Bucaria Michelle 4
4 · Jamf Holding Corp. · Filed Feb 3, 2026
Research Summary
AI-generated summary of this filing
Jamf (JAMF) CPO Michelle Bucaria Sells 257,473 Shares
What Happened
Michelle Bucaria, Jamf’s Chief Product Officer, reported a disposition of 257,473 shares on 2026-01-30 as part of the company's merger. Each share was converted into $13.05 in cash, resulting in proceeds of $3,360,023. The transaction is coded as a disposition to the issuer (merger cash-out), not an open-market sale.
Key Details
- Transaction date: 2026-01-30; Form 4 filed 2026-02-03 (appears outside the standard 2-business-day Form 4 reporting window).
- Price per share: $13.05; Total value: $3,360,023.
- Shares reported disposed: 257,473 (this total includes 230,225 unvested restricted stock units (Company RSUs)).

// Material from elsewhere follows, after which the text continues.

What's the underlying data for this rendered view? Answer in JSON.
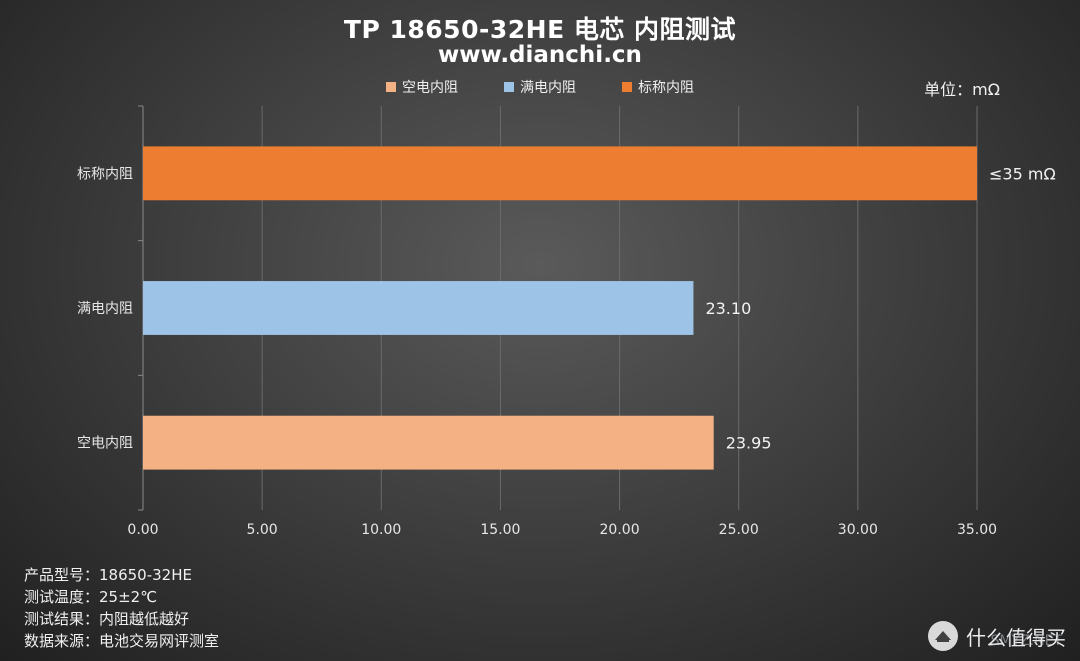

- The RSUs were cancelled and converted into Converted Cash Awards (cash right equal to Per Share Price × RSU shares). Converted Cash Awards will vest and be payable when the original RSUs would have vested, subject to Bucaria’s continued service and applicable tax withholding.
- Filing does not specify remaining common-stock ownership after the conversion; the reported shares were cancelled and converted into cash at the merger effective time.
Context
This was a merger-related disposition: outstanding Jamf common shares (including some unvested RSUs) were automatically converted into a cash payment of $13.05 per share at the merger’s effective time. Such corporate-merger conversions are routine corporate actions and differ from voluntary insider open-market sales.
Insider Transaction Report
- Disposition to Issuer
Common Stock
[F1][F2]2026-01-30$13.05/sh−257,473$3,360,023→ 0 total
Footnotes (2)
- [F1]Pursuant to the Agreement and Plan of Merger, dated as of October 28, 2025 (the "Merger Agreement"), by and among the Issuer, Jawbreaker Parent, Inc. ("Parent") and Jawbreaker Merger Sub, Inc. ("Merger Sub"), Merger Sub merged with and into the Issuer (the "Merger"), with the Issuer surviving as a wholly owned subsidiary of Parent. At the effective time of the Merger (the "Effective Time"), each issued and outstanding share of the Issuer's common stock, par value $0.001 per share ("Common Stock"), owned by the reporting person immediately prior to the Effective Time was automatically cancelled, extinguished and converted into the right to receive $13.05 per share in cash, without interest thereon (the "Per Share Price").
- [F2]The shares of Common Stock reported as disposed by the reporting person include 230,225 unvested restricted stock units ("Company RSUs") which, pursuant to the Merger Agreement, were, at or immediately prior to the Effective Time, cancelled and converted into the right to receive an amount in cash (without interest and subject to applicable withholding taxes) equal to the product of (i) the Per Share Price and (ii) the total number of shares of Common Stock subject to such Company RSUs as of immediately prior to the Effective Time (the "Converted Cash Awards"). The Converted Cash Awards will, subject to the reporting person's continued service through the applicable vesting dates, vest and be payable at the time when the Company RSUs for which the Converted Cash Awards were exchanged would have vested pursuant to the terms thereof.